Lu turned toward the charred stairway.

“Stay away from the banister,” Lu said, as he led the way again. “It’s weak.”

They followed him up a flight and into Lange’s bedroom. The remains of the red sports jacket Lange had been wearing the previous night lay on the floor next to the bed. Donnally gave it a nudge and exposed the toe of a thin-soled red shoe.

Donnally looked at Navarro and asked, “He didn’t wear those out in public, did he?”

“I saw him having lunch with a member of the board of supervisors once. He was wearing those shoes, or ones like them. And Lange wasn’t even gay”—Navarro smiled—“or Italian, for that matter.”

“It would be like wearing patrol car overhead lights on his feet,” Donnally said. “I don’t get what kind of an idiot investigator would do that.”

Navarro’s smile died. “You know exactly what kind, and that’s the reason why you’re here.”

It was Donnally’s turn to smile, as a confession, then he glanced at Lu. “You find his wallet and personal stuff?”

“Wallet in his pants, with money in it, and”—Lu turned to lead them out of the door—“his watch and rings were on his desk.”

They trailed Lu into Lange’s office down the hallway.

“We found another point of ignition in here,” Lu said, gesturing at the remains of the carpet. “Whoever did it soaked this thing and opened all of his desk drawers.”

Navarro surveyed the room. “Looks like somebody was trying to destroy something they knew was in here, but couldn’t find it so they torched everything.
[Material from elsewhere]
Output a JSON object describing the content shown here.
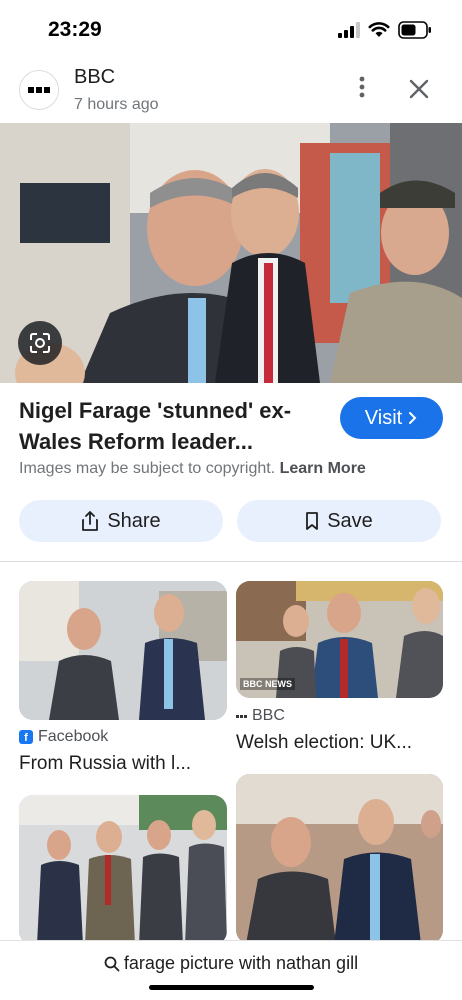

Or couldn’t find it in the time they thought they had.”

Lu glanced up. “They had enough time to dump all of the files out of the cabinets and boxes in the third floor storage before they spread the gasoline over them.”

Donnally tried to think through the arsonist’s steps, then asked, “Does that mean they staged everything, then started the fire on the top floor, moved down here, and finally lit the spots outside?”

“I’m not sure. Neighbors heard two explosions that could have come from gasoline on the top two floors being ignited by the flames coming from below.”

Donnally gazed at the blown windows. “Lange must’ve been really dead to the world to have not woken up to that.”

Navarro looked at his watch.

“Maybe by now the medical examiner has figured out how dead.”